Millet İttifakı üyesi altı partinin liderleri, miting düzenlenecek kentlerin sosyolojisine göre Kemal Kılıçdaroğlu ile birlikte, düzenlenecek "az sayıda" mitingle seçmenin karşısına çıkacakmış.

Kampanyanın "renksiz" olmasına kim, nasıl karar verdi bilmiyorum ama doğru bir karar olmadığını söyleyebilirim.

Birincisi "renkli mitingler", depremden zarar gören, yakınlarını kaybeden, kalıcı sakatlıklarla malul olan vatandaşlarımızın acılarını yaşamamıza, hissetmemize neden engel olsun?

Çünkü her şeyden önce, miting adını verdiğimiz siyasal propaganda aracı bir eğlence biçimi değil.

Miting, seçmenden oy isteyen adayın ya da partinin ismi etrafında bir heyecan dalgası yaratmayı hedefler.

Bu heyecanın miting meydanlarından dalga dalga sokaklara, evlere ve nihayet kentlere, bütün ülkeye yayılması hedeflenir ki seçim saatine kadar seçmen diri kalsın, seçimde oy kullanacağı anı iple çeksin ve sabah da ilk iş koşup, oyunu kullansın.

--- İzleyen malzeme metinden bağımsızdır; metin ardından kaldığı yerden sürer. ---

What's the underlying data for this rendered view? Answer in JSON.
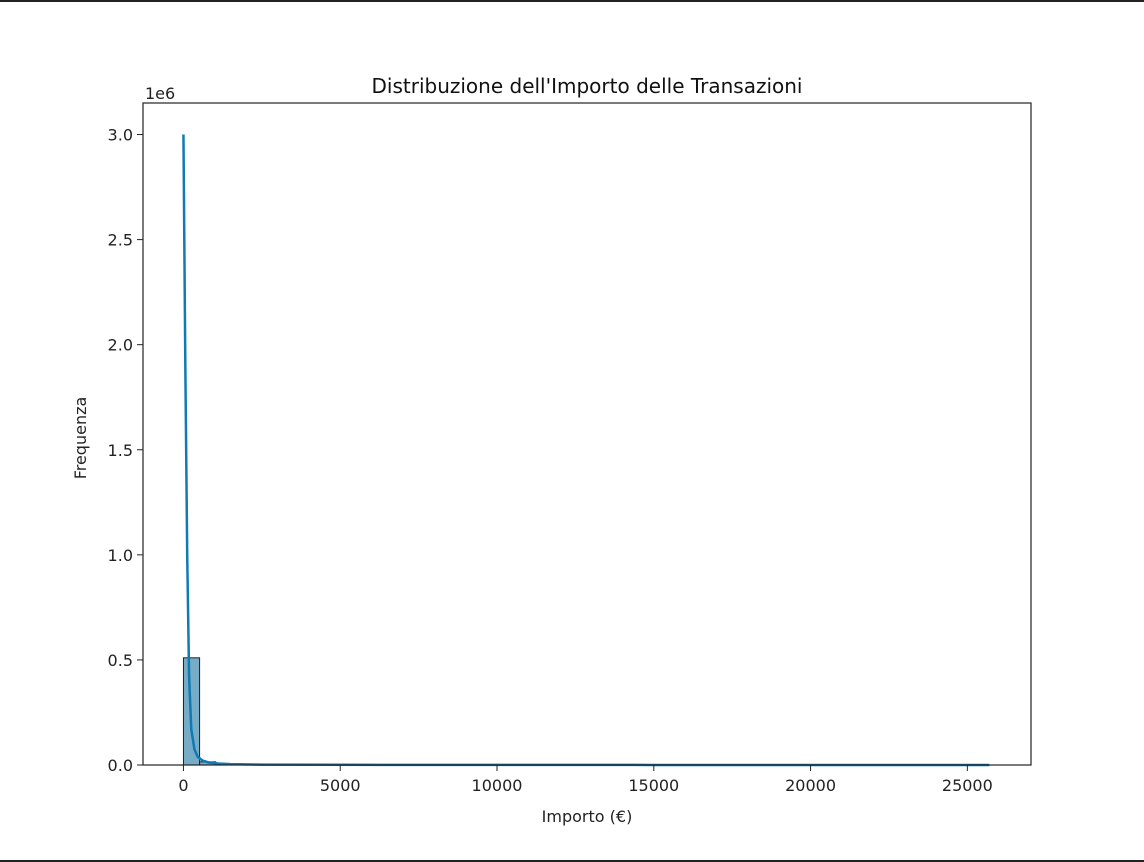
{
  "chart_data": {
    "type": "bar",
    "title": "Distribuzione dell'Importo delle Transazioni",
    "xlabel": "Importo (€)",
    "ylabel": "Frequenza",
    "y_offset_label": "1e6",
    "xlim": [
      -1290,
      27030
    ],
    "ylim": [
      0,
      3150000
    ],
    "xticks": [
      0,
      5000,
      10000,
      15000,
      20000,
      25000
    ],
    "xtick_labels": [
      "0",
      "5000",
      "10000",
      "15000",
      "20000",
      "25000"
    ],
    "yticks": [
      0,
      500000,
      1000000,
      1500000,
      2000000,
      2500000,
      3000000
    ],
    "ytick_labels": [
      "0.0",
      "0.5",
      "1.0",
      "1.5",
      "2.0",
      "2.5",
      "3.0"
    ],
    "bins": [
      {
        "x0": 0,
        "x1": 515,
        "count": 510000
      },
      {
        "x0": 515,
        "x1": 1030,
        "count": 15000
      },
      {
        "x0": 1030,
        "x1": 1545,
        "count": 3000
      }
    ],
    "kde_curve": {
      "x": [
        0,
        60,
        120,
        180,
        250,
        350,
        450,
        600,
        800,
        1100,
        1500,
        2500,
        5000,
        10000,
        15000,
        20000,
        25700
      ],
      "y": [
        3000000,
        1900000,
        1000000,
        420000,
        170000,
        75000,
        40000,
        22000,
        12000,
        7000,
        4000,
        2000,
        1000,
        500,
        300,
        200,
        100
      ]
    },
    "colors": {
      "bar_fill": "#5f9dbd",
      "bar_edge": "#1f1f1f",
      "kde_line": "#0f7ab4"
    },
    "grid": false,
    "legend": "none"
  }
}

Meydanları, sokakları donatacak bayraklar, kent halkının afişlerle, gezici propaganda birimleriyle miting alanına çağrılması, marşlar, şarkılar, sloganlar, izleyicilere dağıtılacak pankartlar vs. ihtiyaç duyulan bu heyecanı yaratmak için kullanılır.

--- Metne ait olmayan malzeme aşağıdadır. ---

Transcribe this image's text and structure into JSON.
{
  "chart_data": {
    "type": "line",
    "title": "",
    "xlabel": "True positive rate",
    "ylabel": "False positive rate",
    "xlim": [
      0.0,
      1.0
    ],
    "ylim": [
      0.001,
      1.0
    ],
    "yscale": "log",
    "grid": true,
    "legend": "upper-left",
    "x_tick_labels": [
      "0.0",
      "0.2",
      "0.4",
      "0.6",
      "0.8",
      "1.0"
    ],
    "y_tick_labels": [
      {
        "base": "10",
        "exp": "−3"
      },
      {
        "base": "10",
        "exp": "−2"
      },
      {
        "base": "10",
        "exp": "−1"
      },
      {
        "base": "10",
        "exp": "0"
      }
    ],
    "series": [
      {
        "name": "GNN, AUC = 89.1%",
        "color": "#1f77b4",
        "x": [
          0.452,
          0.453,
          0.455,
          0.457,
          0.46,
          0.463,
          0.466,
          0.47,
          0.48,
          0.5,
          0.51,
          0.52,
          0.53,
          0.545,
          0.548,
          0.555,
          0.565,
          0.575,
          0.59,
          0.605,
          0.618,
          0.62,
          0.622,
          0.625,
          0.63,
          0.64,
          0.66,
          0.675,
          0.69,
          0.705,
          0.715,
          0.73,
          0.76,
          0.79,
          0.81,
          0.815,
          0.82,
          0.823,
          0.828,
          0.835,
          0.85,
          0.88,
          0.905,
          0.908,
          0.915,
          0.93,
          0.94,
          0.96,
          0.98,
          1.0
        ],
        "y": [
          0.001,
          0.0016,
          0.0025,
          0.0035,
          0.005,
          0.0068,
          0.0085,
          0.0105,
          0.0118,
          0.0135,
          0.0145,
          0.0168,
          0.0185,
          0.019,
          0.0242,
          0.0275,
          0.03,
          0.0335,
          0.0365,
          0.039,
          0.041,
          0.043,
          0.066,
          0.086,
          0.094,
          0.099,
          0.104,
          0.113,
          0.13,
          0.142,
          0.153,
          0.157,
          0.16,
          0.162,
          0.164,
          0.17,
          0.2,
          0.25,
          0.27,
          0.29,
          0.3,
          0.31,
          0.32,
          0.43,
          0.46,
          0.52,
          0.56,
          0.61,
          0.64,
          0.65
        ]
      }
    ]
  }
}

Böyle bir heyecanı seçmenine geçiremeyen lideri ya da partiyi bekleyen şey hüsrandır.

Öte yandan bizim siyasal geleneğimizde seçim öncesi kentlerde, kasabalarda düzenlenen mitinglerin tek izleyicileri de zaten oy vermeye kararlı kitleler değildir.

Başka partilere oy vermeyi düşünen ya da henüz kararını verememiş seçmenler de bu mitinglerin izleyicisi olurlar.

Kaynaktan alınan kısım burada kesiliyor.